If `Mode` only has `.debug` and `.release`, there is no need for a default branch. The type system covers all cases.

But if you use `unreachable`, make sure the type really proves the case impossible.

### Panic in Small Programs

For small scripts or experiments, panicking may be acceptable.

```zig
pub fn main() void {
    const allocator = std.heap.page_allocator;

    const data = std.fs.cwd().readFileAlloc(
        allocator,
        "input.txt",
        1024 * 1024,
    ) catch @panic("failed to read input.txt");

    defer allocator.free(data);

    // use data
}
```

This is simple and direct.

But for libraries and serious applications, return errors instead. A library should not usually decide to crash the caller’s program.

### Libraries Should Prefer Errors

A library function should usually expose failure to the caller.

Poor library behavior:

```zig
pub fn parse(text: []const u8) Ast {
    if (text.len == 0) {
        @panic("empty input");
    }

    // ...
}
```

Better:

```zig
const ParseError = error{
    EmptyInput,
    InvalidSyntax,
};

pub fn parse(text: []const u8) ParseError!Ast {
    if (text.len == 0) {
        return error.EmptyInput;
    }

    // ...
}
```

The library does not know the caller’s policy.

One application may treat empty input as an error.

Another may show a warning.

Another may insert a default value.

Returning an error keeps that choice with the caller.

### Build Modes Matter

Zig has different build modes.

The exact behavior of safety checks can depend on the build mode. Debug and safe release builds preserve runtime safety checks. Fast builds may remove some checks for performance.

This affects bugs like:

```text
integer overflow
out-of-bounds access
reaching unreachable
```

The lesson for beginners is simple: do not depend on safety checks as your program logic.

Write correct code first. Use safety checks as a guardrail, not as the design.

### Crash Early, Not Corrupt Silently

When a program has a serious internal bug, stopping can be better than continuing.
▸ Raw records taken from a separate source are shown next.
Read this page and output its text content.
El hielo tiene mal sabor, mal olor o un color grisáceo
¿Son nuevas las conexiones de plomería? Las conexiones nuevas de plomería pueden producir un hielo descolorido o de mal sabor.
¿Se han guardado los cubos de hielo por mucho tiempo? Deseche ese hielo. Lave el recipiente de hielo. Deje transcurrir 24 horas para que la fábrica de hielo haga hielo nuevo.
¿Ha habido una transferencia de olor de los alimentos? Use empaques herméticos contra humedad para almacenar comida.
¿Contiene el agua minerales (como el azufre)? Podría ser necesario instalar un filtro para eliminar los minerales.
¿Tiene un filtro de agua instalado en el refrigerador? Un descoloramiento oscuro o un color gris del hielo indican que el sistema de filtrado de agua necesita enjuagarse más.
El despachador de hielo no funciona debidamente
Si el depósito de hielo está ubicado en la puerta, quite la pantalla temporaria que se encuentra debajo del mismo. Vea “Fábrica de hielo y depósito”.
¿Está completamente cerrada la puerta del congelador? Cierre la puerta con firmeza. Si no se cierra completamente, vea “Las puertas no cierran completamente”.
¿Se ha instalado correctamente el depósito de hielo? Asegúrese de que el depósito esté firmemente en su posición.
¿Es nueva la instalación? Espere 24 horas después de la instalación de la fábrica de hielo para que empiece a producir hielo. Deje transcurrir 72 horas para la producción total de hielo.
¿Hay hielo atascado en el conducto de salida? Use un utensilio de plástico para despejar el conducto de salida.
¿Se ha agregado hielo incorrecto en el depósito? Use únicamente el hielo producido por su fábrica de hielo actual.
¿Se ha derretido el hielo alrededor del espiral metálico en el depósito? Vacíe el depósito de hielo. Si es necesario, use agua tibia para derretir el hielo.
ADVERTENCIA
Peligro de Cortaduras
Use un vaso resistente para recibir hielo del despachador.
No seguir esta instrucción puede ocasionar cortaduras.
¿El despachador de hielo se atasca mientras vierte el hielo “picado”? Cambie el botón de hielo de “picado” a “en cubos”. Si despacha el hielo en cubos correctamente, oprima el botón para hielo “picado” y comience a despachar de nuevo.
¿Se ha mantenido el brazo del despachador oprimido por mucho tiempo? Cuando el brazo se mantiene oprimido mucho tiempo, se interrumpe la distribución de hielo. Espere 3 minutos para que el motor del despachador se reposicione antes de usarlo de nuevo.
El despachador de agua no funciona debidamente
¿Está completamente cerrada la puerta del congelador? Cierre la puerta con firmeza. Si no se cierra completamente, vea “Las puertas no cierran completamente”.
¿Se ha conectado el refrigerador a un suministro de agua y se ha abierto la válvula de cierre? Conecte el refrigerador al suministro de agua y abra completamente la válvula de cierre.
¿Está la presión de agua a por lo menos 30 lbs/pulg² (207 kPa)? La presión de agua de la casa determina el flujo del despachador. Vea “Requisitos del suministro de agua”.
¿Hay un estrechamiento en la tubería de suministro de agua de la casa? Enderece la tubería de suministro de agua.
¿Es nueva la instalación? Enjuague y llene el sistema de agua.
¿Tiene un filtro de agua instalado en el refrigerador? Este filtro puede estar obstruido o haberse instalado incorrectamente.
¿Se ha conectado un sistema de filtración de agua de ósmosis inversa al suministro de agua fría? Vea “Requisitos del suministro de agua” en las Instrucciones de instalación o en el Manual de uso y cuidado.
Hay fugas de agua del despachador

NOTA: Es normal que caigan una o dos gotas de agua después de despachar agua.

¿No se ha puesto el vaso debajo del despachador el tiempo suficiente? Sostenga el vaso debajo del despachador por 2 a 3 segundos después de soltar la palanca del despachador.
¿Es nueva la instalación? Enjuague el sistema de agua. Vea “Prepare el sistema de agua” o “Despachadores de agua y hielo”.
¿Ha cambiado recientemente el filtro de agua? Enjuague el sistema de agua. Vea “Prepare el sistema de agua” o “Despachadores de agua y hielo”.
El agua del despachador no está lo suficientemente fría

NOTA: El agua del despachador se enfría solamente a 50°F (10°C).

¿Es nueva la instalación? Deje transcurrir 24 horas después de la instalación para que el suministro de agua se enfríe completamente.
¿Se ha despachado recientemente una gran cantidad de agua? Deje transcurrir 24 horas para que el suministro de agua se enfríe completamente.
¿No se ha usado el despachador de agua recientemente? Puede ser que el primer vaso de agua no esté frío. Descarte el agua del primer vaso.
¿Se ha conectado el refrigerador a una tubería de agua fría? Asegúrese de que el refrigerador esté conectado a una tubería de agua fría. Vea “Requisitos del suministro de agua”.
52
Continuing after memory corruption or broken invariants may produce worse results:

```text
wrong output
corrupted files
security bugs
hard-to-debug failures later
```

A panic gives a clear failure point.

This is one reason Zig includes runtime safety checks in safe modes. It is better to find the bug close to where it happens.

### The Core Rule

Use errors for expected failure.

Use panics for broken assumptions.

Use `unreachable` only when a branch is truly impossible.

Use `catch unreachable` only when you have already proven the error cannot happen.

A good Zig program does not panic because a user typed bad input or a file was missing. It returns errors for those cases.

A good Zig program panics when the program itself has violated its own rules.